Le principal de ces partis, « Plateforme d’opposition. Pour la vie », est dirigé par un oligarque proche de Poutine, qui contrôle également les trois chaînes suspendues. Il s’agit néanmoins du 2e parti d’Ukraine (13% des voix et 43 sièges aux élections de 2019) et de la principale représentation des populations russophones de l’est de l’Ukraine au sein d’un champ politique placé sous l’emprise du capitalisme oligarchique. Les autres partis interdits ne sont pas représentés au Parlement, cinq d’entre eux portent les termes de « gauche » et de « socialisme » dans leur nom. 

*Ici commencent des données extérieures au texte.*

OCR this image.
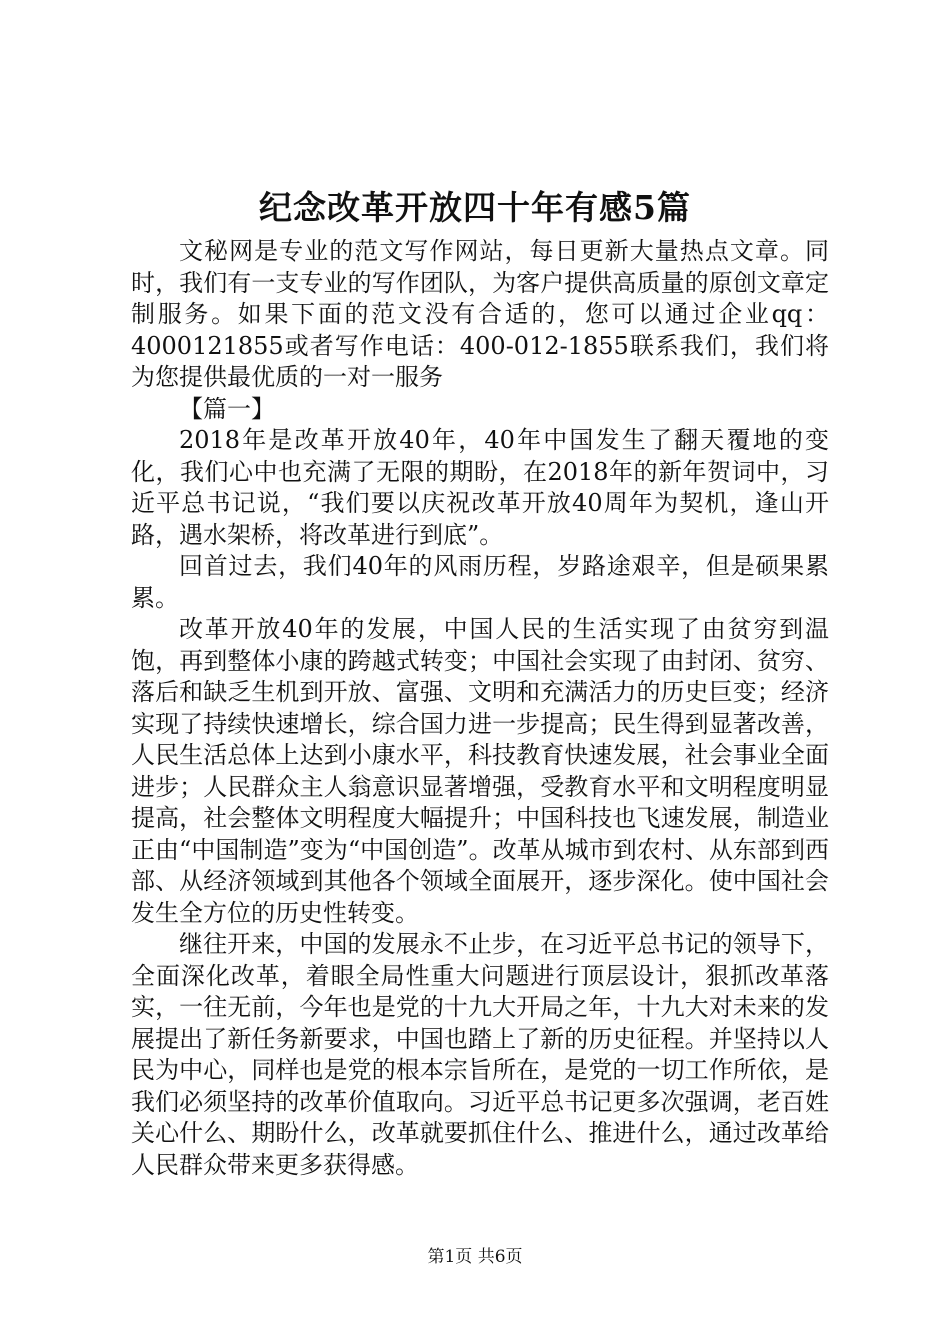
纪念改革开放四十年有感5篇

文秘网是专业的范文写作网站，每日更新大量热点文章。同时，我们有一支专业的写作团队，为客户提供高质量的原创文章定制服务。如果下面的范文没有合适的，您可以通过企业qq：4000121855或者写作电话：400-012-1855联系我们，我们将为您提供最优质的一对一服务

【篇一】

2018年是改革开放40年，40年中国发生了翻天覆地的变化，我们心中也充满了无限的期盼，在2018年的新年贺词中，习近平总书记说，“我们要以庆祝改革开放40周年为契机，逢山开路，遇水架桥，将改革进行到底”。

回首过去，我们40年的风雨历程，岁路途艰辛，但是硕果累累。

改革开放40年的发展，中国人民的生活实现了由贫穷到温饱，再到整体小康的跨越式转变；中国社会实现了由封闭、贫穷、落后和缺乏生机到开放、富强、文明和充满活力的历史巨变；经济实现了持续快速增长，综合国力进一步提高；民生得到显著改善，人民生活总体上达到小康水平，科技教育快速发展，社会事业全面进步；人民群众主人翁意识显著增强，受教育水平和文明程度明显提高，社会整体文明程度大幅提升；中国科技也飞速发展，制造业正由“中国制造”变为“中国创造”。改革从城市到农村、从东部到西部、从经济领域到其他各个领域全面展开，逐步深化。使中国社会发生全方位的历史性转变。

继往开来，中国的发展永不止步，在习近平总书记的领导下，全面深化改革，着眼全局性重大问题进行顶层设计，狠抓改革落实，一往无前，今年也是党的十九大开局之年，十九大对未来的发展提出了新任务新要求，中国也踏上了新的历史征程。并坚持以人民为中心，同样也是党的根本宗旨所在，是党的一切工作所依，是我们必须坚持的改革价值取向。习近平总书记更多次强调，老百姓关心什么、期盼什么，改革就要抓住什么、推进什么，通过改革给人民群众带来更多获得感。

第1页 共6页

Il ne s’agit pas de la première interdiction de partis politiques en Ukraine. Depuis les lois de dites de « décommunisation » de 2015, interdisant les symboles et la propagande communiste et soviétique (conjointement à celle du nazisme), les partis et organisations communistes (essentiellement implantées parmi les populations russophones de l’est du pays) ont été mises hors la loi. La plus significative de ces forces, le Parti communiste d’Ukraine, avait obtenu 13% et 32 sièges aux dernières élections où elle a pu se présenter (2012).

Pour éclairer ces développements nous publions une tribune du sociologue ukrainien Volodymyr Ischenko et un communiqué de l’organisation ukrainienne de gauche « Mouvement Social ».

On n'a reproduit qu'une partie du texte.